Das Meinungsforschungsinstitut Pew fördert erschreckende Ergebnisse zu Tage
Das Meinungsforschungsforschungsinstitut Pew befragte im Zeitraum zwischen dem 14. Mai und dem 12. August 2018 insgesamt 30.133 Menschen in 27 Staaten zu ihrer Zufriedenheit mit der Demokratie in ihrem jeweiligen Staat. Die Ergebnisse dieser Studie sind gleichermaßen erstaunlich wie erschreckend. Das Ergebnis war sehr unterschiedlich in verschiedenen Ländern, allerdings hat sich die Zustimmung zum Erscheinungsbild der Demokratie insgesamt nachhaltig verschlechtert. Zum Teil ist dies sicher auch der Tatsache geschuldet, dass alte politische Argumentationsmuster nicht pragmatische Politik ersetzen.

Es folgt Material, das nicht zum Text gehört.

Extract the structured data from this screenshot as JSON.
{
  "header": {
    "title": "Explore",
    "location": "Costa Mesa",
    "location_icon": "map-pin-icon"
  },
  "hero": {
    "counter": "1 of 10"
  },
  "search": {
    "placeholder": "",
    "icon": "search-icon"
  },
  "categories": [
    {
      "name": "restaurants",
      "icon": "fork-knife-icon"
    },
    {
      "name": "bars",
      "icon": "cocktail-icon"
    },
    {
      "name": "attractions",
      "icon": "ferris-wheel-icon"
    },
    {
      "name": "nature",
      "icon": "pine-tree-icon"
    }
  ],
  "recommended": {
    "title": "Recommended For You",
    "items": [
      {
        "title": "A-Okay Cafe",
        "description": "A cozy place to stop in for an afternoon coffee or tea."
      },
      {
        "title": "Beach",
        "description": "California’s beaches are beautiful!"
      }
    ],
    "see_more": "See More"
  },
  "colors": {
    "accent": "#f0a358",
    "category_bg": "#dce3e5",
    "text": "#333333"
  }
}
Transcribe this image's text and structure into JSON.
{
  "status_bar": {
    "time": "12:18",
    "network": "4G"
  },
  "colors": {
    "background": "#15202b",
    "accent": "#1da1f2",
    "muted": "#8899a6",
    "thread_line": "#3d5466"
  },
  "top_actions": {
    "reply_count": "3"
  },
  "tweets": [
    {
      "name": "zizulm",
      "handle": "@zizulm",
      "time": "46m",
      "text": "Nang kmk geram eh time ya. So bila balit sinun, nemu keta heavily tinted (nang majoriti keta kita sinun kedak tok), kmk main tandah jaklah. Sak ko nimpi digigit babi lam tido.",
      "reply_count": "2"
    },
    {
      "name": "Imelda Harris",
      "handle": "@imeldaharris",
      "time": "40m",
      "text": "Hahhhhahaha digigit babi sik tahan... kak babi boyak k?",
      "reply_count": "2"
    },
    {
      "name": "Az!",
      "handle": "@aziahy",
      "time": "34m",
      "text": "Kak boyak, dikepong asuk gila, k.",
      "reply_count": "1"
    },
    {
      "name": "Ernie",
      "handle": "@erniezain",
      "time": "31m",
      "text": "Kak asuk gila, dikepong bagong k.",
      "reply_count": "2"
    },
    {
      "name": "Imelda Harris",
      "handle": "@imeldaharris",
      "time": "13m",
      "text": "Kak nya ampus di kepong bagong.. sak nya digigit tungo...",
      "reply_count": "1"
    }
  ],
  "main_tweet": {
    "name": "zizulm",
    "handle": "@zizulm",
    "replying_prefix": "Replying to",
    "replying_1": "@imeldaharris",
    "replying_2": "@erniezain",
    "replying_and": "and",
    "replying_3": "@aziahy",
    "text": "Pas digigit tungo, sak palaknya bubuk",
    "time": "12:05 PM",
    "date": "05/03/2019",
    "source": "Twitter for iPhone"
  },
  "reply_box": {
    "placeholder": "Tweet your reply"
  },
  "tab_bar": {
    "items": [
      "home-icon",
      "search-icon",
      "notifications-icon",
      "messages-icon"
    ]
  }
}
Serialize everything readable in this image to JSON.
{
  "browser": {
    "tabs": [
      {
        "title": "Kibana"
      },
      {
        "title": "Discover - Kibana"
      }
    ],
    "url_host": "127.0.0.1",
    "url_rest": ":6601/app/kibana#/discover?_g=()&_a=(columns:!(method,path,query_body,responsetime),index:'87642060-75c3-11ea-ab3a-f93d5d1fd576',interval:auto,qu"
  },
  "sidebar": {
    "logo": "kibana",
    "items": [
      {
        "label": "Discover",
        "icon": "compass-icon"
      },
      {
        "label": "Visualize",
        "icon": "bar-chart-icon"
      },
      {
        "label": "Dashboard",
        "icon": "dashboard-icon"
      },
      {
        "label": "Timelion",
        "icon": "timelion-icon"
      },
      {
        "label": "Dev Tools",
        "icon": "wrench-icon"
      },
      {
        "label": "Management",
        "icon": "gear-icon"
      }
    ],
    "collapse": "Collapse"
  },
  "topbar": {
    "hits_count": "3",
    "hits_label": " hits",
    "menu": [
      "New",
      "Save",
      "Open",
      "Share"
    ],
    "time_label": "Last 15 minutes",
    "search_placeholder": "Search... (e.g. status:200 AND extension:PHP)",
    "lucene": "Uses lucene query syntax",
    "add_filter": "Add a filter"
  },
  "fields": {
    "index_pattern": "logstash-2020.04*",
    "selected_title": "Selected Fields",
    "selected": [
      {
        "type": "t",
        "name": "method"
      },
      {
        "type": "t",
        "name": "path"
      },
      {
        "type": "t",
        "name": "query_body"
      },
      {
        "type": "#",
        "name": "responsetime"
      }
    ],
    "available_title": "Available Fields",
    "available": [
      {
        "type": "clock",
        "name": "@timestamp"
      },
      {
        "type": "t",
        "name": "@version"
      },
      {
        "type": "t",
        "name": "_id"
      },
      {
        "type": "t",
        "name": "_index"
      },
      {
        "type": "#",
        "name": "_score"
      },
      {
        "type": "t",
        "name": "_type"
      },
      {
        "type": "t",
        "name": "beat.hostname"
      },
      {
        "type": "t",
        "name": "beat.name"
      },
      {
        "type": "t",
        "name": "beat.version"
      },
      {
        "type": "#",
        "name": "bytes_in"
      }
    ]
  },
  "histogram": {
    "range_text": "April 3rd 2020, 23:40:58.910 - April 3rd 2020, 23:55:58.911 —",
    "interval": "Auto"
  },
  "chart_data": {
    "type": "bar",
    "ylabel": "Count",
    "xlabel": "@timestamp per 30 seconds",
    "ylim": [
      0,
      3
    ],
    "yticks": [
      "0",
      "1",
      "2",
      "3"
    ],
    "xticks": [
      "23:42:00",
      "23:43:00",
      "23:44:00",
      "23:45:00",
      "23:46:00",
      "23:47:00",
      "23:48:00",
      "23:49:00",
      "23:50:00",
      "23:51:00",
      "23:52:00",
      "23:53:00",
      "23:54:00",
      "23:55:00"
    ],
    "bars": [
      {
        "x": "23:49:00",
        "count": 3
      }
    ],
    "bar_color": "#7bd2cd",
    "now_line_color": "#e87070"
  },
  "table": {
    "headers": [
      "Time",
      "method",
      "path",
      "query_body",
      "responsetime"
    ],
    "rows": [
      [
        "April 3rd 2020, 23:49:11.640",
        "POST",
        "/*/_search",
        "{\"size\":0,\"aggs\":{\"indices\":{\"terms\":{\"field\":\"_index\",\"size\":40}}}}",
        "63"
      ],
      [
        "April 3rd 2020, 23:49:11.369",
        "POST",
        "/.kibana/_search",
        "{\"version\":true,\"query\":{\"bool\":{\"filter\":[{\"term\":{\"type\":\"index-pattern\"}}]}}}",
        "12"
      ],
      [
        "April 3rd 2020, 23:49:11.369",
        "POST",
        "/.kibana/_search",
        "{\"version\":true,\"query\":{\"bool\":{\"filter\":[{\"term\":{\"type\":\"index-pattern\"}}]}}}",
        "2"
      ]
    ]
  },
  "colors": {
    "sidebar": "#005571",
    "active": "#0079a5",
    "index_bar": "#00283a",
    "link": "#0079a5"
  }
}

In Deutschland gaben 43 Prozent der Befragten an, sie seien nicht damit zufrieden, wie die Demokratie funktioniert. Dies ist innerhalb eines Jahres (!) ein Anstieg der Unzufriedenen um 17 Prozentpunkte – der stärkste Anstieg der Unzufriedenen gegenüber dem Vorjahr unter allen europäischen Staaten. Ebenso wie in anderen europäischen Ländern war vor allem unter den Anhängern sogenannter “populistischer” Parteien die Unzufriedenheit besonders groß. Von den 27 Staaten, die in die Umfrage einbezogen waren, lagen 10 in Europa. Eine Mehrheit der Unzufriedenen gab es in sechs dieser europäischen Staaten. Mehrheitlich unzufrieden mit der Funktionsweise der Demokratie in ihren Ländern waren folgende europäische Staaten: Frankreich (51 Prozent), Ungarn (53 Prozent), Großbritannien (55 Prozent), Italien (70 Prozent), Spanien (81 Prozent) und Griechenland (84 Prozent). Dagegen gab es neben Deutschland noch eine Minderheit der Unzufriedenen in Schweden (30 Prozent), den Niederlanden (34 Prozent) und Polen (44 Prozent).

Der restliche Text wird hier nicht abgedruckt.